Schreier: Ja, die vorherige Antwort gilt auch hier und weil überwiegend das Publikum von damals zu den Konzerten kommt. Allein wir könnten gute fünfzehn Stunden derart füllen.
Warum eigentlich selbst die Drumsticks aus der Hand gelegt?

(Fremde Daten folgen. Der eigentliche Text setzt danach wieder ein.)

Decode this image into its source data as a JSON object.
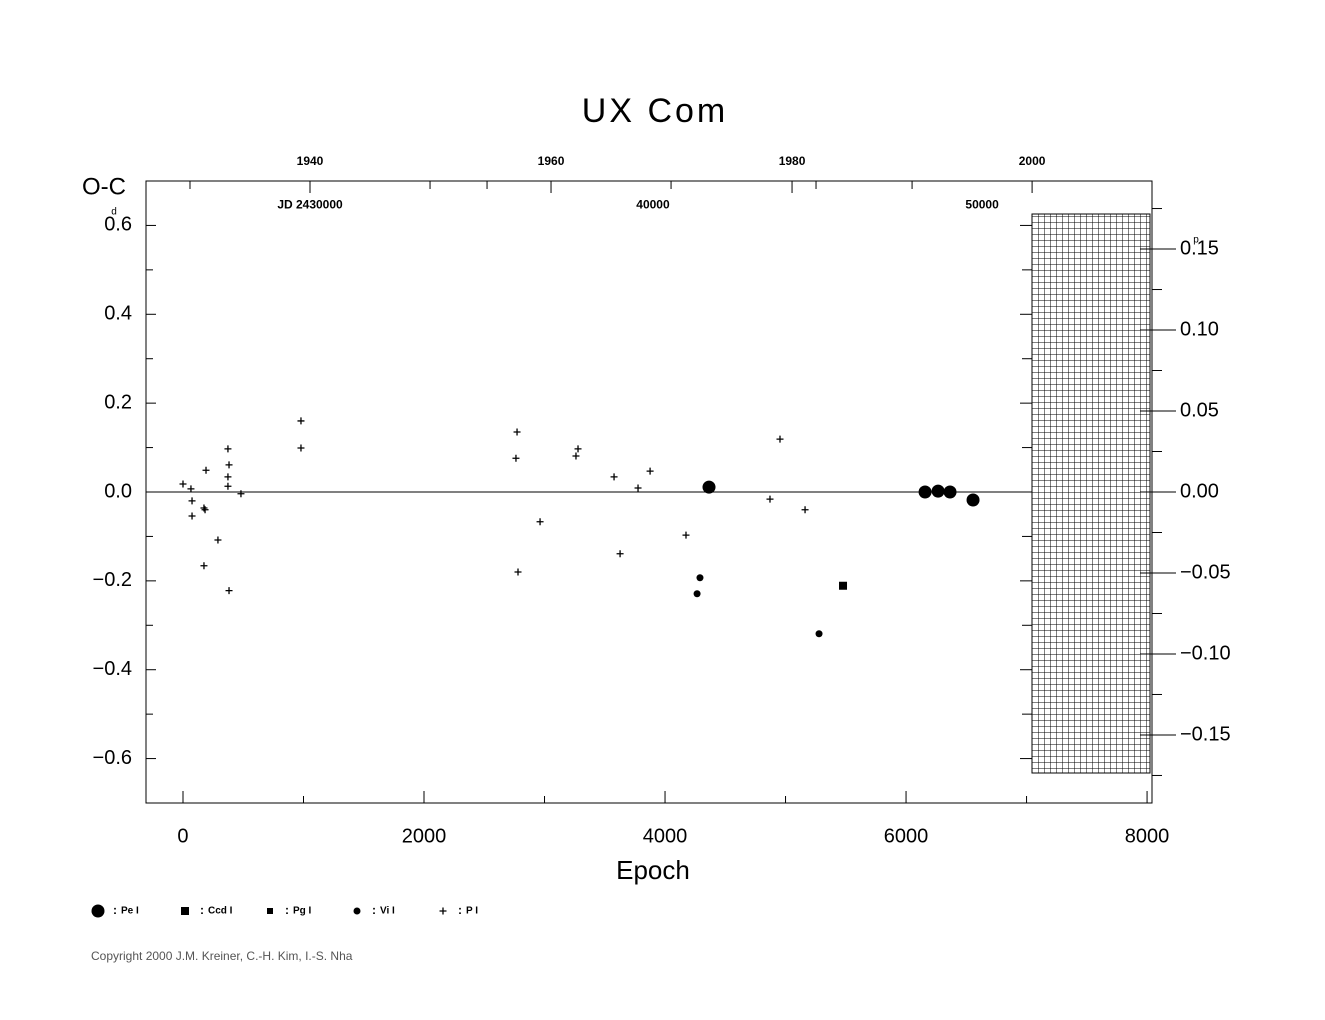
{
  "chart_data": {
    "type": "scatter",
    "title": "UX Com",
    "xlabel": "Epoch",
    "ylabel": "O-C",
    "y_unit": "d",
    "y2_unit": "p",
    "xlim": [
      -307,
      8041
    ],
    "ylim": [
      -0.7,
      0.7
    ],
    "y2lim": [
      -0.192,
      0.192
    ],
    "xticks": [
      0,
      2000,
      4000,
      6000,
      8000
    ],
    "x_minor_ticks": [
      1000,
      3000,
      5000,
      7000
    ],
    "yticks": [
      {
        "value": -0.6,
        "label": "−0.6"
      },
      {
        "value": -0.4,
        "label": "−0.4"
      },
      {
        "value": -0.2,
        "label": "−0.2"
      },
      {
        "value": 0,
        "label": "0.0"
      },
      0.2,
      0.4,
      0.6
    ],
    "y_minor_ticks": [
      -0.5,
      -0.3,
      -0.1,
      0.1,
      0.3,
      0.5
    ],
    "y2ticks": [
      {
        "value": -0.15,
        "label": "−0.15"
      },
      {
        "value": -0.1,
        "label": "−0.10"
      },
      {
        "value": -0.05,
        "label": "−0.05"
      },
      {
        "value": 0,
        "label": "0.00"
      },
      0.05,
      {
        "value": 0.1,
        "label": "0.10"
      },
      0.15
    ],
    "y2_minor_ticks": [
      -0.175,
      -0.125,
      -0.075,
      -0.025,
      0.025,
      0.075,
      0.125,
      0.175
    ],
    "top_ticks": [
      {
        "value": 1054,
        "label": "1940"
      },
      {
        "value": 3054,
        "label": "1960"
      },
      {
        "value": 5054,
        "label": "1980"
      },
      {
        "value": 7046,
        "label": "2000"
      }
    ],
    "top_minor_ticks": [
      58,
      2050,
      4050,
      6050,
      2523,
      5253
    ],
    "annotations": [
      {
        "text": "JD 2430000",
        "x": 1054,
        "y": 0.645
      },
      {
        "text": "40000",
        "x": 3900,
        "y": 0.645
      },
      {
        "text": "50000",
        "x": 6631,
        "y": 0.645
      }
    ],
    "series": [
      {
        "name": "Pe I",
        "marker": "circle-large",
        "color": "#000000",
        "x": [
          4365,
          6158,
          6266,
          6365,
          6556
        ],
        "values": [
          0.011,
          0.0,
          0.002,
          0.0,
          -0.018
        ]
      },
      {
        "name": "Ccd I",
        "marker": "square",
        "color": "#000000",
        "x": [
          5477
        ],
        "values": [
          -0.211
        ]
      },
      {
        "name": "Pg I",
        "marker": "square-small",
        "color": "#000000",
        "x": [],
        "values": []
      },
      {
        "name": "Vi I",
        "marker": "circle",
        "color": "#000000",
        "x": [
          4290,
          4266,
          5278
        ],
        "values": [
          -0.193,
          -0.229,
          -0.319
        ]
      },
      {
        "name": "P I",
        "marker": "plus",
        "color": "#000000",
        "x": [
          0,
          66,
          75,
          75,
          174,
          183,
          191,
          174,
          290,
          373,
          382,
          373,
          373,
          382,
          481,
          979,
          979,
          2772,
          2763,
          2780,
          2963,
          3261,
          3278,
          3577,
          3627,
          3776,
          3876,
          4174,
          4871,
          4954,
          5162
        ],
        "values": [
          0.018,
          0.007,
          -0.02,
          -0.054,
          -0.036,
          -0.04,
          0.049,
          -0.166,
          -0.108,
          0.097,
          0.061,
          0.034,
          0.013,
          -0.222,
          -0.004,
          0.16,
          0.099,
          0.135,
          0.076,
          -0.18,
          -0.067,
          0.081,
          0.097,
          0.034,
          -0.139,
          0.009,
          0.047,
          -0.097,
          -0.016,
          0.119,
          -0.04
        ]
      }
    ],
    "copyright": "Copyright 2000 J.M. Kreiner, C.-H. Kim, I.-S. Nha"
  }
}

Schreier: Das geschah schon mit etwas Wehmut. Aber als Chef der ganzen Sache war es der Zeit und notwendigen Qualität anderer wichtiger Dinge wie des Managements geschuldet. Also habe ich einen Drummer eingestellt.
Und später ein gutes Händchen gehabt mit Manuel Schmid als Sänger?
Schreier: Ja, ein wahrer Glücksgriff, der uns auch qualitativ weitergebracht hat. Er ist bestes Beispiel, wie junges Blut die Band positiv beeinflussen kann. Denn mit Michael Lehrmann, Axel Schäfer, Frank Schirmer und mir stehen Leute auf der Bühne, die bereits seit vierzig Jahren zusammen Musik machen.
Wie lange können die Fans noch mit Stern auf der Bühne rechnen?
Schreier: Für 2026 sind bereits vierzig Konzerte geplant. Und so lange wir als Band und das Publikum Spaß haben… es sind keine Grenzen gesetzt.
Und wenn Martin Schreier mit nunmehr 77 Jahren irgendwann nicht mehr auf der Bühne stehen möchte…
Schreier: Dann hat Martin Schreier nichts dagegen, wenn es auch ohne ihn mit Stern-Combo Meißen weitergeht.
Dann den Sternen aus Meißen noch ein „langes Funkeln“ auf den Bühnen des Landes.